As the Washington Football Team opens training camp, the big question coach Ron Rivera faced was why his team, which was No. 1 in preventing COVID infections last year, is now last in the league in vaccination rate.
According to the Washington Post, just 60% of players have received at least one dose, three points lower than the second-worst team, Indianapolis, and well below the league average of 84%.
Last year at this time, Rivera made a personal plea to the team after he was diagnosed with squamous cell cancer, and doctors warned him of the potential dangers if he contracted the virus.
This year, that message doesn't seem to have stuck.
"Yeah, I am, I'm truly frustrated. I'm beyond frustrated," he said. "Part of it is, and the reason I walked in with a mask on is, you know, I'm immunodeficient. So with this new variant, who knows?"
Rivera said he'd continue to have individual conversations with players in the hopes of persuading them. Defensive end Montez Sweat made headlines in June when he said he wouldn't be getting the vaccine, in part because he doesn't have COVID.
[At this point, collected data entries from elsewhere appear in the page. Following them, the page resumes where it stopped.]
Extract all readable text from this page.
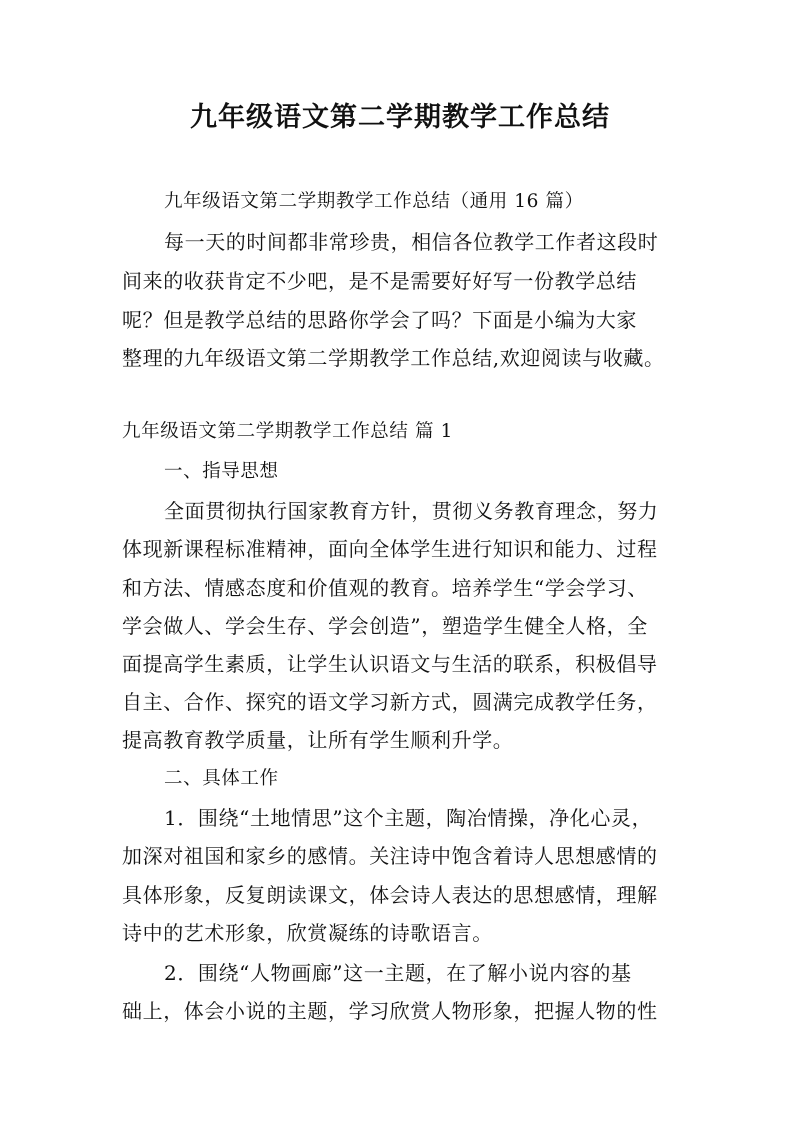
九年级语文第二学期教学工作总结

九年级语文第二学期教学工作总结（通用 16 篇）

每一天的时间都非常珍贵，相信各位教学工作者这段时

间来的收获肯定不少吧，是不是需要好好写一份教学总结

呢？但是教学总结的思路你学会了吗？下面是小编为大家

整理的九年级语文第二学期教学工作总结,欢迎阅读与收藏。

九年级语文第二学期教学工作总结 篇 1

一、指导思想

全面贯彻执行国家教育方针，贯彻义务教育理念，努力

体现新课程标准精神，面向全体学生进行知识和能力、过程

和方法、情感态度和价值观的教育。培养学生“学会学习、

学会做人、学会生存、学会创造”，塑造学生健全人格，全

面提高学生素质，让学生认识语文与生活的联系，积极倡导

自主、合作、探究的语文学习新方式，圆满完成教学任务，

提高教育教学质量，让所有学生顺利升学。

二、具体工作

1．围绕“土地情思”这个主题，陶冶情操，净化心灵，

加深对祖国和家乡的感情。关注诗中饱含着诗人思想感情的

具体形象，反复朗读课文，体会诗人表达的思想感情，理解

诗中的艺术形象，欣赏凝练的诗歌语言。

2．围绕“人物画廊”这一主题，在了解小说内容的基

础上，体会小说的主题，学习欣赏人物形象，把握人物的性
The NFL has said that if a team misses a game because unvaccinated players cause an outbreak, the team won't be paid for that week's game, and it will likely not be rescheduled.
"I hope we can get to these guys and get them to understand, really, it's not just for them, but it's for the people around them," Rivera said. "And that's the thing that hopefully will get their attention is that it's not just about them, but the folks around them.
"The thing they've got to think about too, is, you know, based on the rules, you're risking not just your paycheck, but other people's paychecks too if there's no gameplay."